Pre-operative carbohydrate loading showed an advantage in the quality of perioperative management such as PONV or satisfaction score after surgery. PONV is a common complication after general anesthesia, and has been reported in up to 30% of patients undergoing surgery34,35,36. Previous studies have shown that, compared with a placebo, pre-operative carbohydrate consumption improved well-being and reduced PONV in patients undergoing laparoscopic cholecystectomy37,38. However, the incidence of PONV during the first 24 h postoperatively was 16.3% (8/49 patients), which was similar to the incidence in a previous study conducted in our institution39. A limitation of this observational study was that risk factors for PONV could not be controlled; therefore, a causative relationship was inconclusive. Clinicians should be cautious in overinterpreting when applying this result to actual clinical settings. In addition, several randomized controlled trials have proven that pre-operative carbohydrate loading reduced thirst, hunger, and feelings of weakness with high satisfaction40,41. Most patients were similarly satisfied with carbohydrate drinks with a median postoperative satisfaction score of 5 (IQR 4–5) in this study.

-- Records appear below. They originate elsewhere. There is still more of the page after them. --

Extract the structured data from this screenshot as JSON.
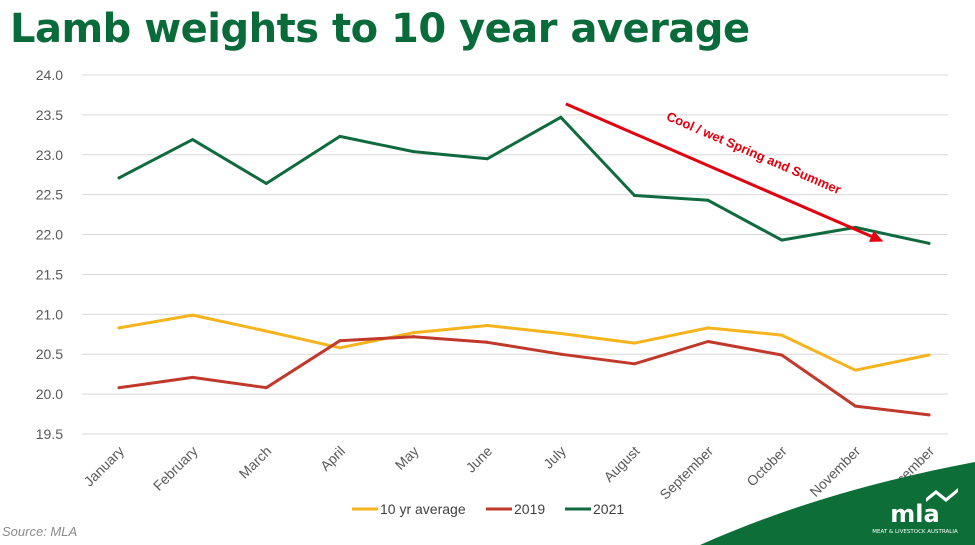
{
  "slide": {
    "title": "Lamb weights to 10 year average",
    "source": "Source: MLA"
  },
  "logo": {
    "wordmark": "mla",
    "tagline": "MEAT & LIVESTOCK AUSTRALIA"
  },
  "colors": {
    "title": "#0a6b3a",
    "avg": "#f5b31c",
    "s2019": "#c0392b",
    "s2021": "#0f6b3f",
    "annotation": "#e3000f",
    "grid": "#d9d9d9",
    "corner": "#0d6e38"
  },
  "chart_data": {
    "type": "line",
    "categories": [
      "January",
      "February",
      "March",
      "April",
      "May",
      "June",
      "July",
      "August",
      "September",
      "October",
      "November",
      "December"
    ],
    "series": [
      {
        "name": "10 yr average",
        "color_key": "avg",
        "values": [
          20.83,
          20.99,
          20.79,
          20.58,
          20.77,
          20.86,
          20.76,
          20.64,
          20.83,
          20.74,
          20.3,
          20.49
        ]
      },
      {
        "name": "2019",
        "color_key": "s2019",
        "values": [
          20.08,
          20.21,
          20.08,
          20.67,
          20.72,
          20.65,
          20.5,
          20.38,
          20.66,
          20.49,
          19.85,
          19.74
        ]
      },
      {
        "name": "2021",
        "color_key": "s2021",
        "values": [
          22.71,
          23.19,
          22.64,
          23.23,
          23.04,
          22.95,
          23.47,
          22.49,
          22.43,
          21.93,
          22.09,
          21.89
        ]
      }
    ],
    "yticks": [
      "24.0",
      "23.5",
      "23.0",
      "22.5",
      "22.0",
      "21.5",
      "21.0",
      "20.5",
      "20.0",
      "19.5"
    ],
    "ylim": [
      19.5,
      24.0
    ],
    "grid": true,
    "legend_position": "bottom",
    "annotation": {
      "text": "Cool / wet Spring and Summer",
      "arrow_from": {
        "x": "July",
        "y": 23.6
      },
      "arrow_to": {
        "x": "November",
        "y": 21.95
      }
    }
  }
}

Our study has several limitations. First, it is an observational study with a limited sample size; therefore, providing carbohydrate drinks to all diabetic patients before surgery is difficult to strongly recommend. Nevertheless, this study provides evidence that pre-operative carbohydrate drinks can be administered to patients with well-controlled type 2 diabetes within the current fasting guidelines. Second, only a single anesthesiologist conducted all gastric US examinations; therefore, the results may be affected by operator dependency. In our study, gastric US was conducted by one anesthesiologist, followed by confirmation by other anesthesiologists to compensate for bias of the researchers. In addition, the reliability of gastric volume consecutive US assessment by clinical anesthesiologists has already been proven42. Third, there was no gastric ultrasonography to determine gastric volume before the carbohydrate loading. Fourth, patients were injected with dexamethasone to prevent postoperative nausea. This practice may affect the serum glucose concentration or the incidence of PONV in patients with diabetes. However, the effects of dexamethasone on glucose concentrations in patients with diabetes are minimal43, and fewer cases of hyperglycemia requiring insulin treatment occurred in this study. Fifth, all patients enrolled in the study were only patients with type 2 diabetes, even though diabetic gastroparesis is more often observed in patients with type 1 diabetes than in patients with type 2 diabetes44. Therefore, further study may be needed to confirm the same results for patients with type 1 diabetes. Sixth, our study only investigated the perioperative serum glucose concentration, but did not assess the parameters related to insulin resistance such as normoglycemic hyperinsulinemia two-step clamp methods45. Therefore, the current study has limitations in presenting evidence of glucose control, based on the reduction of insulin resistance under carbohydrate loading. Lastly, 200 ml of carbohydrate drinks were administered without considering the patient's weight; therefore, the findings of this study should be carefully interpreted because the incidence of hyperglycemia could be underestimated.

In conclusion, we provided a prospective sonographic assessment of gastric volume and evaluated the risk of aspiration in patients with well-controlled type 2 diabetes after pre-operative carbohydrate loading. Pre-operative carbohydrate loading did not increase gastric volume in patients with type 2 diabetes. This strategy may be feasible to enhance patient satisfaction without increasing the risk of pulmonary aspiration and hyperglycemia during general anesthesia.